徐贲
同情必须包含理解,因为同情并不就是我对他人的一时情绪冲动
有一篇《我们不停捐款,难道是为了让他生到儿子为止?》的文章,说的是一对双盲夫妻,此前因为他们6岁小女孩很懂事,得到过不少善心人士的同情和捐助。后来他们又不断生孩子,因此引起网友的怨愤,“既然已经有两个女儿了,大女儿还因为养不起被其他家庭领养,为什么还要生第二个第三个?”这虽然不过是一则社会八卦,但却也让我们见证了人类情绪的不稳定性。
人并不是纯理智的动物,而是无时无刻不受情绪的影响,变化不定的情绪影响我们的判断,也影响我们的行为。一些以前同情这对双盲夫妻的人,一旦知道他们在不断生孩子,顿时同情消失了,反而心生怨恨。
从纯理智的角度来看,盲人夫妻生活本来就困难,孩子越多越困难,也就越应该获得人们的同情和援助。为什么偏偏不是这样呢?原因之一可能是,捐助者把捐助这件事个人化了,觉得自己受骗了,所以不管盲人夫妻是不是真的有困难,反正不捐了。
人与其行为对象的关系不是纯客观的,而是一种感觉上的关系。在《骄傲、羞耻和罪感》(Pride,Shame and Guilt,1985)一书里,英国心理学家泰勒(Gabriele Taylor)提到过这样一个例子。一位给艺术家当裸体模特的女子突然为自己裸体感到羞耻,因为她察觉到艺术家不再把她当成一个模特,而是当成一个女人了。从纯理智的角度来看,有人也许会对女模特说,管那个艺术家怎么看你,你就当你的模特好了。但事实上,女模特是做不到的,因为她的情绪是真实的。艺术家先前是以有距离的、非个人的眼光来看她,一旦这种眼光失去了距离感而变得个人化,两个人之间的关系就变化了。正是这种个人化了的关系,使得模特起了羞耻心。

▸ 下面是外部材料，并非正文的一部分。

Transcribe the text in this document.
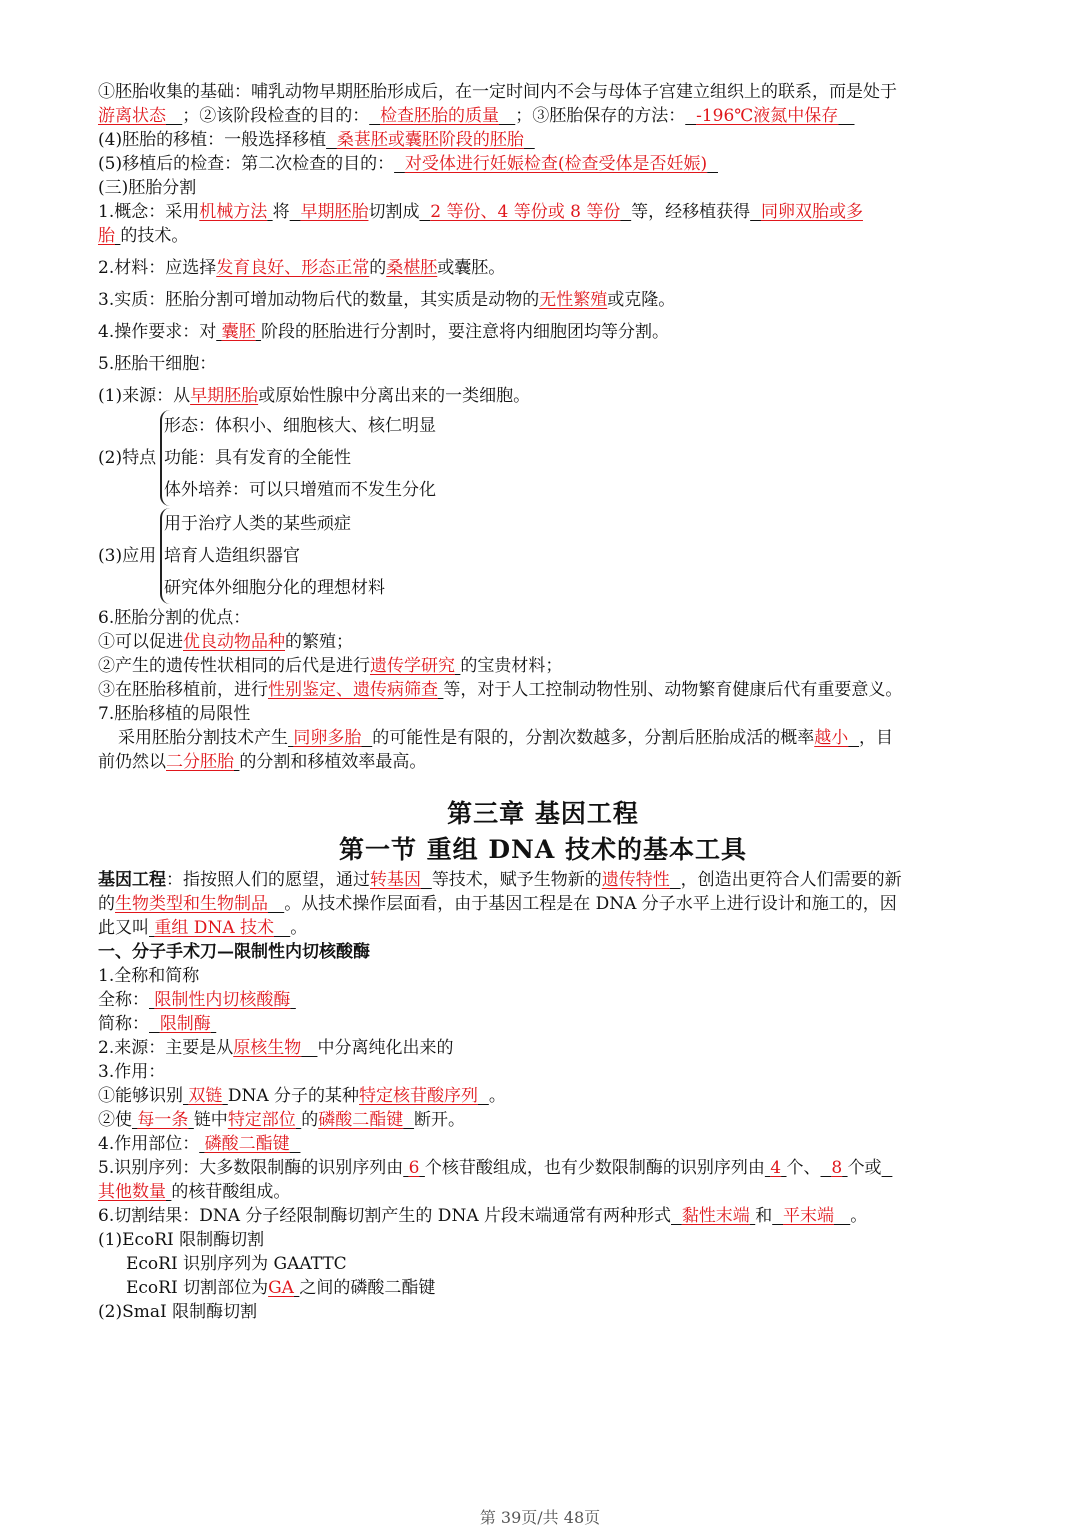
①胚胎收集的基础：哺乳动物早期胚胎形成后，在一定时间内不会与母体子宫建立组织上的联系，而是处于
游离状态 ；②该阶段检查的目的： 检查胚胎的质量 ；③胚胎保存的方法： -196℃液氮中保存
(4)胚胎的移植：一般选择移植 桑葚胚或囊胚阶段的胚胎
(5)移植后的检查：第二次检查的目的： 对受体进行妊娠检查(检查受体是否妊娠)
(三)胚胎分割
1.概念：采用机械方法 将 早期胚胎切割成 2 等份、4 等份或 8 等份 等，经移植获得 同卵双胎或多
胎 的技术。
2.材料：应选择发育良好、形态正常的桑椹胚或囊胚。
3.实质：胚胎分割可增加动物后代的数量，其实质是动物的无性繁殖或克隆。
4.操作要求：对 囊胚 阶段的胚胎进行分割时，要注意将内细胞团均等分割。
5.胚胎干细胞：
(1)来源：从早期胚胎或原始性腺中分离出来的一类细胞。
(2)特点
形态：体积小、细胞核大、核仁明显
功能：具有发育的全能性
体外培养：可以只增殖而不发生分化
(3)应用
用于治疗人类的某些顽症
培育人造组织器官
研究体外细胞分化的理想材料
6.胚胎分割的优点：
①可以促进优良动物品种的繁殖；
②产生的遗传性状相同的后代是进行遗传学研究 的宝贵材料；
③在胚胎移植前，进行性别鉴定、遗传病筛查 等，对于人工控制动物性别、动物繁育健康后代有重要意义。
7.胚胎移植的局限性
采用胚胎分割技术产生 同卵多胎 的可能性是有限的，分割次数越多，分割后胚胎成活的概率越小 ，目
前仍然以二分胚胎 的分割和移植效率最高。
第三章 基因工程
第一节 重组 DNA 技术的基本工具
基因工程：指按照人们的愿望，通过转基因 等技术，赋予生物新的遗传特性 ，创造出更符合人们需要的新
的生物类型和生物制品 。从技术操作层面看，由于基因工程是在 DNA 分子水平上进行设计和施工的，因
此又叫 重组 DNA 技术 。
一、分子手术刀—限制性内切核酸酶
1.全称和简称
全称： 限制性内切核酸酶
简称： 限制酶
2.来源：主要是从原核生物 中分离纯化出来的
3.作用：
①能够识别 双链 DNA 分子的某种特定核苷酸序列 。
②使 每一条 链中特定部位 的磷酸二酯键 断开。
4.作用部位： 磷酸二酯键
5.识别序列：大多数限制酶的识别序列由 6 个核苷酸组成，也有少数限制酶的识别序列由 4 个、 8 个或
其他数量 的核苷酸组成。
6.切割结果：DNA 分子经限制酶切割产生的 DNA 片段末端通常有两种形式 黏性末端 和 平末端 。
(1)EcoRⅠ 限制酶切割
EcoRⅠ 识别序列为 GAATTC
EcoRⅠ 切割部位为GA 之间的磷酸二酯键
(2)SmaⅠ 限制酶切割
第 39页/共 48页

同情不能不是一种个人化的人际关系。人们平时所说的“同情”是个相当含混的说法,它可能是“恻隐”(compassion),也可能是“怜悯”(pity),这两者都与亚当·斯密在《道德情操论》中所说的“同情”(sympathy,也称empathy“同理心”)不同。在《情绪的微妙》(The Subtlety of Emotion)一书里,以色列心理学家本-济夫(Aaron Ben-Ze'ev)对恻隐和怜悯作了辨析。他指出,恻隐与同情一样,需要有同理心,也就是感情上的认同;但怜悯不是如此,怜悯一个人可以是“可怜”他,含义不是尊重,而是鄙视。
在对那对盲人夫妇的同情中,恐怕混杂着恻隐与怜悯(可怜),不少人“同情”,也许只是出于可怜,而不是真的认同他们对自己生活方式的选择。同情很容易被不同情所压倒,不仅不同情,而且更是责备和鄙视。因为这种同情里的“怜悯”,用本-济夫的话来说,本来就包含一种居高临下的“自我满足感”。他写道,“怜悯一般包含一种满足的感觉,来自把我们自己的处境与他人作比较。怜悯能够更让我们感觉到自己的幸运,并因此而满足。……因为别人不如我们自己。”
这样的“同情”,事实上是在割裂而不是融合与社会中他人的关系,因此不是斯密在《道德情操论》中所说的那种“同情”。斯密把同情视为一种人际纽带,他认为,形成人际纽带的既不是“理智”也不是“情感”,而是“想象”。人只有通过积极想象,才能人同此心、心同此理。也就是说,同情必须包含理解,因为同情并不就是我对他人的一时情绪冲动。
看见一个人愤怒,我们的第一反应可能是害怕或讨厌。除非我们知道他为何愤怒,通常我们不会跟着他愤怒。看见一个人在街上哭泣,我们也许会被触动或觉得不安,因为人总是碰到了伤心的事情才哭泣。但是,这种“同情”(或“同理心”)的冲动是有限的。大多数人会匆匆加快脚步走过,而不是停下脚步相助,心想那个哭泣之人可能是想引人同情才这么做的。因此,斯密认为,人只有在知道这个人为什么哭泣的情况下,才会有真正的同情。因为只有这样,他才能知道要是自己处在这个境地会有怎样的感受。也就是说,他的想象必须受理智所支配。斯密说,“就算我们对一个人的喜怒哀乐有所同情,在我们知道原因之前,同情也是不完善的”。真正的“同情”不是一时的感情冲动,而是基于理性思考的判断。这才是一种对同情比较理智和周全的认识。